Sinai’s release coincided with the Islamic State’s Sinai branch claiming responsibility for the bombing of a Russian civilian aircraft full of tourists in October 2015. The incident drew international attention to Sinai, to what was happening in the region, and to how such a militant threat developed. Sinai provides thorough answers. Sabry’s engaging narrative, drawing on local sources, introduces the peninsula, its population, and its politics to those who may not have thought about Sinai since the last Egyptian-Israeli war. The rare close Sinai-watcher will appreciate the refresher provided by the book, especially its eight-page chronology and investigations into the dueling narratives of important Sinai-related events.

In his final chapter, “The Imminent Threat,” Sabry laments the current situation in North Sinai. Having provided details of past ministry of interior abuses in the introductory chapters, the book in its latter half documents military operations and government policies in the peninsula since 2011 and especially following Morsi’s 2013 ouster. Egypt’s current military leaders under President Abdel Fattah al-Sisi recognize that the interior ministry made mistakes a decade ago and that this “became the seed that grew into a rebellion.” However Sabry meticulously shows these past actions are paralleled by similar ones carried out by the present military regime. Promises to “put an end to six decades of depriving the peninsula’s population of their rights to register the ownership of their land, farms, and real estate,” for example, evaporated.
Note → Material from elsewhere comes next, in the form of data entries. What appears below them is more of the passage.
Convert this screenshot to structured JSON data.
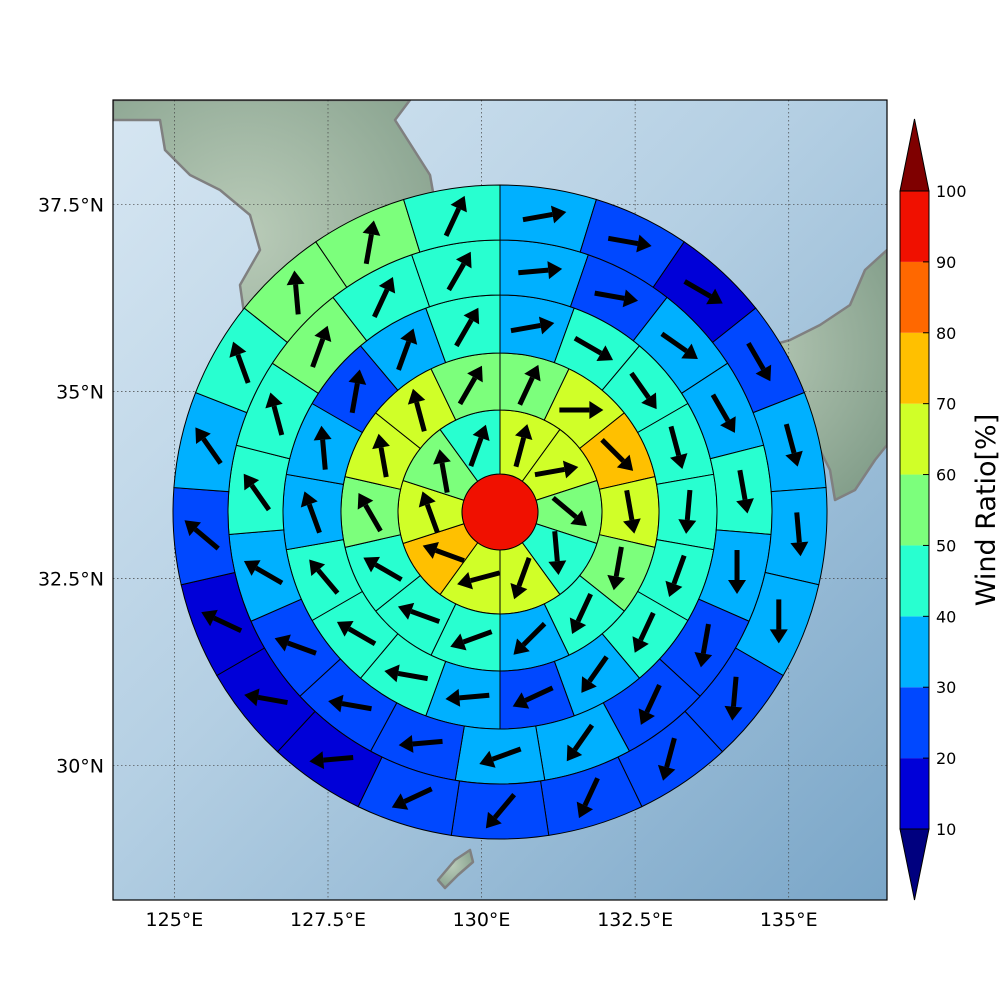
{
  "map": {
    "lon_ticks": [
      "125°E",
      "127.5°E",
      "130°E",
      "132.5°E",
      "135°E"
    ],
    "lat_ticks": [
      "37.5°N",
      "35°N",
      "32.5°N",
      "30°N"
    ],
    "extent": {
      "lon_min": 124.0,
      "lon_max": 136.6,
      "lat_min": 28.2,
      "lat_max": 38.9
    },
    "grid_lons": [
      125,
      127.5,
      130,
      132.5,
      135
    ],
    "grid_lats": [
      37.5,
      35,
      32.5,
      30
    ],
    "land_color": "#8fa894",
    "coast_color": "#808080"
  },
  "colorbar": {
    "label": "Wind Ratio[%]",
    "ticks": [
      "10",
      "20",
      "30",
      "40",
      "50",
      "60",
      "70",
      "80",
      "90",
      "100"
    ],
    "colors": [
      "#0000d8",
      "#0048ff",
      "#00b0ff",
      "#28ffd0",
      "#7cff7c",
      "#d0ff28",
      "#ffc000",
      "#ff6800",
      "#f01000"
    ],
    "under_color": "#00007f",
    "over_color": "#7f0000"
  },
  "chart_data": {
    "type": "polar_grid",
    "center": {
      "lon": 130.0,
      "lat": 33.3
    },
    "units": "Wind Ratio [%]",
    "rings": [
      {
        "ring": 0,
        "sector_values": [
          95
        ],
        "arrow_dir_deg": []
      },
      {
        "ring": 1,
        "sector_values": [
          65,
          65,
          55,
          45,
          65,
          65,
          72,
          65,
          55,
          45
        ],
        "arrow_dir_deg": [
          15,
          80,
          130,
          175,
          200,
          255,
          290,
          340,
          350,
          20
        ]
      },
      {
        "ring": 2,
        "sector_values": [
          55,
          65,
          75,
          65,
          55,
          45,
          35,
          45,
          45,
          45,
          55,
          65,
          65,
          55
        ],
        "arrow_dir_deg": [
          25,
          90,
          135,
          170,
          190,
          205,
          225,
          250,
          290,
          300,
          330,
          350,
          345,
          30
        ]
      },
      {
        "ring": 3,
        "sector_values": [
          35,
          45,
          45,
          45,
          45,
          45,
          45,
          35,
          25,
          35,
          45,
          45,
          45,
          35,
          35,
          25,
          35,
          45
        ],
        "arrow_dir_deg": [
          80,
          120,
          145,
          165,
          185,
          200,
          205,
          215,
          245,
          265,
          280,
          300,
          320,
          340,
          355,
          10,
          20,
          30
        ]
      },
      {
        "ring": 4,
        "sector_values": [
          35,
          25,
          35,
          35,
          45,
          35,
          25,
          25,
          35,
          35,
          25,
          25,
          25,
          35,
          45,
          45,
          55,
          45,
          45
        ],
        "arrow_dir_deg": [
          85,
          100,
          125,
          150,
          170,
          180,
          190,
          205,
          215,
          250,
          265,
          280,
          290,
          300,
          325,
          345,
          20,
          25,
          30
        ]
      },
      {
        "ring": 5,
        "sector_values": [
          35,
          25,
          15,
          25,
          35,
          35,
          35,
          25,
          25,
          25,
          25,
          25,
          15,
          15,
          15,
          25,
          35,
          45,
          55,
          55,
          45
        ],
        "arrow_dir_deg": [
          80,
          100,
          120,
          150,
          165,
          175,
          180,
          185,
          195,
          205,
          220,
          245,
          265,
          280,
          295,
          310,
          325,
          340,
          355,
          10,
          25
        ]
      }
    ],
    "colorbar_range": [
      10,
      100
    ],
    "colorbar_step": 10
  }
}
By requiring the population to provide proof that their parents had held only Egyptian citizenship, the government placed an unreachable bar in front of the Bedouin community which “had lived until the 2000s without registering births or marriages, or even obtaining national ID cards.” He concludes that “al-Sisi’s regime may be able to defeat the insurgency with more brutality. But it wasn’t the insurgency that called for, and accomplished, Mubarak’s downfall in January 2011.”

Sabry warns that repression may bring short-term stability, but it creates an inherently unstable situation. Egypt’s government and military give lip service to this insight, but little more. Supporters of Egypt and of Israel who seek a stable and secure Sinai Peninsula between these two U.S. allies should be worried.